LE MINACCE ALLA VIA LATTEA AUMENTANO
Lungi da noi rivelare dettagli di trama fondamentali, scottanti o anche solo interessanti. Qui possiamo dire che Mass Effect 2 segue, cronologicamente, gli eventi giocati nel primo ma con un paio di aggravanti: Shepard risulta distante dall’Alleanza e vicino ad una nuova minaccia che supporta quella dei Razziatori conosciuti nel prequel. La nuova minaccia sono i Collettori e sembra che abbiano puntato l’attenzione, eccezionalmente, sulla razza umana piuttosto che su tutte le altre.
Mass Effect 2 mette subito da parte le velleità esplorative appena accennate (e anche male) dal prequel e si presenta come un gioco di ruolo in terza persona dal taglio decisamente action, in cui la fa da padrone la fase di sparatutto sopra a tutte le altre.

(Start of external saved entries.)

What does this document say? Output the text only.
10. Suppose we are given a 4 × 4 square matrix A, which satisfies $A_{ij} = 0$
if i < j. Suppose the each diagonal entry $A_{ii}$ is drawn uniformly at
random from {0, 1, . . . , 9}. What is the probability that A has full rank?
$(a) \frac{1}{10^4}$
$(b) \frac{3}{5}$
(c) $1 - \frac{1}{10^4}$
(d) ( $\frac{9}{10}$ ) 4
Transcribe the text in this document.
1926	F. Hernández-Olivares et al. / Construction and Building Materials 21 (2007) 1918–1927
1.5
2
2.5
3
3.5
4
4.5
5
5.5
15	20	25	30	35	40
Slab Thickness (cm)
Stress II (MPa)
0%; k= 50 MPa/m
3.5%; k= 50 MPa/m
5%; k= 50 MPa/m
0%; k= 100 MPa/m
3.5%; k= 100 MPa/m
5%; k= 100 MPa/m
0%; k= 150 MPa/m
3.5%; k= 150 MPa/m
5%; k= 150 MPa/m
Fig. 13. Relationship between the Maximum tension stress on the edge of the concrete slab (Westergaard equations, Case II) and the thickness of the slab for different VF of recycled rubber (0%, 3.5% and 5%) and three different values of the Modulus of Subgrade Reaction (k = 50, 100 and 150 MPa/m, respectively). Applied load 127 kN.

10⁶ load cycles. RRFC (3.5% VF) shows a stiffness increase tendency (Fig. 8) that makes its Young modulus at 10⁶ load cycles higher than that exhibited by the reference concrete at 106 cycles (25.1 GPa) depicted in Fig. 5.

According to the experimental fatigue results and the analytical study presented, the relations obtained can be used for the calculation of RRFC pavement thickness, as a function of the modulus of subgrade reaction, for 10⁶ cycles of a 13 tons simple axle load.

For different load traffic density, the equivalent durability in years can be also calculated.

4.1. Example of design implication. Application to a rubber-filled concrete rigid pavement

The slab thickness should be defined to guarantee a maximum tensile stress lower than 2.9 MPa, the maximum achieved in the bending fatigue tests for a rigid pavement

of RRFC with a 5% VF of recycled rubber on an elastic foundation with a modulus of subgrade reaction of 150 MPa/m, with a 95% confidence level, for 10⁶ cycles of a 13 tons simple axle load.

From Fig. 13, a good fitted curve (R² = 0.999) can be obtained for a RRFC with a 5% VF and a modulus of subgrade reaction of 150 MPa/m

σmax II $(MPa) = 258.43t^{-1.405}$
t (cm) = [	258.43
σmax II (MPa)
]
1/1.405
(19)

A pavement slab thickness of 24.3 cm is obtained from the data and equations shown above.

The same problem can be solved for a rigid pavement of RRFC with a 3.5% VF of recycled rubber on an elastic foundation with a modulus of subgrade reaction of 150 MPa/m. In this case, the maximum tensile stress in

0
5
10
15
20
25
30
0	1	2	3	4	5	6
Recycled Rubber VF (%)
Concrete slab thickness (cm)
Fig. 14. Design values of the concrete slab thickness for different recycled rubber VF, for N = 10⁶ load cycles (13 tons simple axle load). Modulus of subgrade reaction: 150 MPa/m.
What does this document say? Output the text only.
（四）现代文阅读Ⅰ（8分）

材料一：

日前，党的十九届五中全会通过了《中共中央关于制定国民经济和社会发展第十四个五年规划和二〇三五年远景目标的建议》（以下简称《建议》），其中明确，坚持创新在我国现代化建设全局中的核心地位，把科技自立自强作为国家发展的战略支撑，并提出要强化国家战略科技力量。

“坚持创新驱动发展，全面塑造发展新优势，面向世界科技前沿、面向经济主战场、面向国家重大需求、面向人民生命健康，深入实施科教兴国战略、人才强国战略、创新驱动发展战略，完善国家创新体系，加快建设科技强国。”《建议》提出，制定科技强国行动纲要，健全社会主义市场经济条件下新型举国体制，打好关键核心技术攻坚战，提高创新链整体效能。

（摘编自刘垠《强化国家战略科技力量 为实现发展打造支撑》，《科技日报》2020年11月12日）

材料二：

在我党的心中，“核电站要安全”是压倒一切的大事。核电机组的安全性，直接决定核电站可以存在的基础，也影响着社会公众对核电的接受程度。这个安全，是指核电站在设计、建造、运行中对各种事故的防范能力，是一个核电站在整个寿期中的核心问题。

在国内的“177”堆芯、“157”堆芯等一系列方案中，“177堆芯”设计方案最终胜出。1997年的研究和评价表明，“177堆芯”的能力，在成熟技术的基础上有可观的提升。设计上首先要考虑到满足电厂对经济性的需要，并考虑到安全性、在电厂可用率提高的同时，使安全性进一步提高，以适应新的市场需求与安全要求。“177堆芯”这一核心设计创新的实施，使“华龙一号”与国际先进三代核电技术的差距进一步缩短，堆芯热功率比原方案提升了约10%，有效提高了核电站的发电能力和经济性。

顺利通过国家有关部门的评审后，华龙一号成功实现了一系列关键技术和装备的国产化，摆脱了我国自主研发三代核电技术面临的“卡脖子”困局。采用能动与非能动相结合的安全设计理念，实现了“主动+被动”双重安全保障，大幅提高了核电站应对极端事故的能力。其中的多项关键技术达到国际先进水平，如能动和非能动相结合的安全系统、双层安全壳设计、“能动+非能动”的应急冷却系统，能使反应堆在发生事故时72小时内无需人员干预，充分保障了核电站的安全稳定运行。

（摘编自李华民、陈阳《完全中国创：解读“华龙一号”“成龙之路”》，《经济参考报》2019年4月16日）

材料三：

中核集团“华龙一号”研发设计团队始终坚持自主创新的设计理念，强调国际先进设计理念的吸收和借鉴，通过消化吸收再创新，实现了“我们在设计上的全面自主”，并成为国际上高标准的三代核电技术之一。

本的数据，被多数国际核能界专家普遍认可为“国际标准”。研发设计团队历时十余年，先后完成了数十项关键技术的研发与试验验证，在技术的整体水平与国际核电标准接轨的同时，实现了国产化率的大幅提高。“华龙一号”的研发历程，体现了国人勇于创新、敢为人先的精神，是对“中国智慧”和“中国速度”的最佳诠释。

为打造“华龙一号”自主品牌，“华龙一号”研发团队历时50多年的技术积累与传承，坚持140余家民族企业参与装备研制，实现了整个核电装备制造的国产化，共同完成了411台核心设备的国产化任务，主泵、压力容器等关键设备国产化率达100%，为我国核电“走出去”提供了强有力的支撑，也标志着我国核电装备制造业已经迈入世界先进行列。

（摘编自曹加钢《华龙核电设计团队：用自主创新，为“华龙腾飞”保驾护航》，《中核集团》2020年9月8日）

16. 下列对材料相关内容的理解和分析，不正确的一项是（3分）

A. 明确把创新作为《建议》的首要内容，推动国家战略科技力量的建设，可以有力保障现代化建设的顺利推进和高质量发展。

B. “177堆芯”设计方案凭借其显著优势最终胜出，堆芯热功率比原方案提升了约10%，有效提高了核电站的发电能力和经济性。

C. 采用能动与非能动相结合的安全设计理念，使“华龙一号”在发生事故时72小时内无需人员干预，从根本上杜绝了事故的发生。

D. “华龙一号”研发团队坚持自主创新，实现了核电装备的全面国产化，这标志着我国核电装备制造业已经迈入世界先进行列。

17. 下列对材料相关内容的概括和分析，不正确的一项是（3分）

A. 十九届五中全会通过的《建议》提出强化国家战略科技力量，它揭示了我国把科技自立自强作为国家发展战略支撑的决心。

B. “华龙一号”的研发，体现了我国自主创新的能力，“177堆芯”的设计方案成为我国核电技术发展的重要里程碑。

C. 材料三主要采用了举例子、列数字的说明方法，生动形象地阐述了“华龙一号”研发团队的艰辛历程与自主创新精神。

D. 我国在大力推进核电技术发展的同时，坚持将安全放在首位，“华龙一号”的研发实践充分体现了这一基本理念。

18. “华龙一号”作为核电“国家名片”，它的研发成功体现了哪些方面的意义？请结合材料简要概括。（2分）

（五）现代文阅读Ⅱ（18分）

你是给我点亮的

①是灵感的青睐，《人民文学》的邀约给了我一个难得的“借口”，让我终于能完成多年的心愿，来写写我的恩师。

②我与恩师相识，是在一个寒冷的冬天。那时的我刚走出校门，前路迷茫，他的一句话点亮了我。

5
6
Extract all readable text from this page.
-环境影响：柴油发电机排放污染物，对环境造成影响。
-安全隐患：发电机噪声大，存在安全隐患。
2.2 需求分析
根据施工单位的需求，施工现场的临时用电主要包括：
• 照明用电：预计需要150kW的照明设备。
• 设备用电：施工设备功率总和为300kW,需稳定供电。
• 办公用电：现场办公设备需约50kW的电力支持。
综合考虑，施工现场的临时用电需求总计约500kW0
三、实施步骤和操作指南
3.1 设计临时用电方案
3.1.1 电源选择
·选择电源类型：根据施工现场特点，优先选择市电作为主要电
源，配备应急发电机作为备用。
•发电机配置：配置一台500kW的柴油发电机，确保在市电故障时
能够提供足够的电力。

Non mancano affatto i momenti di calma, le fasi di indagine, i dialoghi con una nuova squadra di alleati che è tutta da scoprire e tutta in fase di evoluzione. Nessuno, Shepard incluso, risulta piatto o prevedibile. Tutti i personaggi sono a tutto tondo e tutti da scoprire, anche grazie a missioni secondarie che ne svelano anche i segreti più reconditi. Il lavoro svolto dagli scrittori per incollarci allo schermo ha del prodigioso, mentre certe personalità vengono marchiate a fuoco nella nostra memoria: Thane Krios, Samara, Jack, Kasumi Gotho, Legion, prendono posto, si fanno spazio tra le maglie della vecchia squadra e conquistano anche dei posti d’onore nel cuore di chi gioca.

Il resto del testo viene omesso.